Se podía sentir la tensión a mi alrededor.
Grant extendió la mano hacia el micrófono, pero retrocedí antes de que pudiera agarrarlo. El embarazo me había ralentizado, no me había debilitado. «Siéntate», le dije con calma y una sonrisa. «Has tenido dos años para hablar. Yo solo necesito cinco minutos».
Una risa nerviosa resonó al fondo de la sala y se extinguió con la misma rapidez.
—Me llamo Amelia Brooks Holloway —dije—, y la empresa que celebran esta noche no se salvó sola. Holloway Development se mantuvo a flote con dinero extraído de Brooks Industrial, la empresa que mi padre fundó y me dejó en herencia.

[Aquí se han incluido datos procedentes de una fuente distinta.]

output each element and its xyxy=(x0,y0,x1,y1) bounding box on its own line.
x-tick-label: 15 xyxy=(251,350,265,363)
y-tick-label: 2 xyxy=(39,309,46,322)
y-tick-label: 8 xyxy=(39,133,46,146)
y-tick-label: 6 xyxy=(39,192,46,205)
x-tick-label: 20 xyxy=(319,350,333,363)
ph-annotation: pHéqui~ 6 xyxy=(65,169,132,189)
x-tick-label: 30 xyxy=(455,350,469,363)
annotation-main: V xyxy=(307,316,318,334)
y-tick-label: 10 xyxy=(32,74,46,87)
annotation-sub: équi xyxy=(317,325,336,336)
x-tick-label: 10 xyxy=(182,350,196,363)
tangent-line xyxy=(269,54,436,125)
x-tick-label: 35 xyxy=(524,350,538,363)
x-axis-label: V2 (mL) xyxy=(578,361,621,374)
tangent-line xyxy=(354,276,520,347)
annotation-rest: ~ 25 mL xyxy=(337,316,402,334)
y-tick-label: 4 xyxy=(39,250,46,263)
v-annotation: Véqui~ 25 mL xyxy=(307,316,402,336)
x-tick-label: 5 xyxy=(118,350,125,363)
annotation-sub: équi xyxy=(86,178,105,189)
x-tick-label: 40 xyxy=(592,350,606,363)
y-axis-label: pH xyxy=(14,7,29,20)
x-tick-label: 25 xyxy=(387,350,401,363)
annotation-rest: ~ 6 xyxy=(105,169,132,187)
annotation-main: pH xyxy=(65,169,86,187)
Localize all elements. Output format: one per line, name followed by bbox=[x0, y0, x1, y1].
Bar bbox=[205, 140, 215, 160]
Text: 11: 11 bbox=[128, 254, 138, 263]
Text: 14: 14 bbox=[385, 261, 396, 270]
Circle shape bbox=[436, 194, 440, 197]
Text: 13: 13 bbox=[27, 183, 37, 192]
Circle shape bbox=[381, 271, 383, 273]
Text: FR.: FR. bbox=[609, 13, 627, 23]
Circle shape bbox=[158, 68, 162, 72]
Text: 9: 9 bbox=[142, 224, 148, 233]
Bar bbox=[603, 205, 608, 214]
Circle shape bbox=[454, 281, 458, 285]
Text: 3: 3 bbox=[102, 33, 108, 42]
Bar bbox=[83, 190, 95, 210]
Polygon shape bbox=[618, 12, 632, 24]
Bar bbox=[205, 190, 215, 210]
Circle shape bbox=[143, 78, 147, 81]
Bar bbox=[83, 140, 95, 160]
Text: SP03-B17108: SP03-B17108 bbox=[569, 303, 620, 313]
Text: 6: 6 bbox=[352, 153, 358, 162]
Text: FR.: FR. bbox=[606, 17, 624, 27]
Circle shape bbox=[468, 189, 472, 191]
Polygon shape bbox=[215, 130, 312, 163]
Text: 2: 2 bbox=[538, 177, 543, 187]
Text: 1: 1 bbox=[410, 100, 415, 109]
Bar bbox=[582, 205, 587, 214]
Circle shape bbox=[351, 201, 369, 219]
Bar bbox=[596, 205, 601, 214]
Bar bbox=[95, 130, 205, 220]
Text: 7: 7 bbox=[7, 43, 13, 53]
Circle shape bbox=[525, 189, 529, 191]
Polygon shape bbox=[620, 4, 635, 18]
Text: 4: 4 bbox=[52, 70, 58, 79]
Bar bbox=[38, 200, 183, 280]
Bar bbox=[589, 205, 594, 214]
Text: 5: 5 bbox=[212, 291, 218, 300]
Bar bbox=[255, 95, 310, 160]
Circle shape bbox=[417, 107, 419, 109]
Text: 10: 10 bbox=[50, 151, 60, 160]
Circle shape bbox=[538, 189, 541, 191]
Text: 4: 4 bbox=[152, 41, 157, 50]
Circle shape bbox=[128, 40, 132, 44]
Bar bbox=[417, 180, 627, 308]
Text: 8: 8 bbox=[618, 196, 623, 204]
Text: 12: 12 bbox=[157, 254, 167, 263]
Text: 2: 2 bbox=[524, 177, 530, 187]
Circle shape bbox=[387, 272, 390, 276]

Grant exhaló bruscamente. —Amelia, basta.
—No —dije—. Ni de cerca.
Me giré hacia la mesa principal, donde la junta directiva permanecía inmóvil junto a tazas de café intactas. —Hace tres meses, descubrí que mi marido falsificó mi firma en documentos de préstamo y utilizó los bienes de mi familia como garantía sin mi consentimiento. También descubrí que ha estado utilizando fondos de la empresa para pagar un apartamento en el centro, viajes, comidas y regalos para su amante, Vanessa Cole.
Todas las miradas se dirigieron a Vanessa. Su rostro palideció al instante.
Grant rió demasiado fuerte, con una risa quebradiza. —Está muy afectada. Está embarazada y agotada.
—Estoy embarazada —dije. No estoy confundido. A las 6:10 de esta noche, todos los miembros de la junta recibieron un correo electrónico de mi abogado con copias de los documentos falsificados, las transferencias bancarias, los gastos ocultos y fotos de Grant y Vanessa registrándose en el Fairmont durante seis fines de semana diferentes.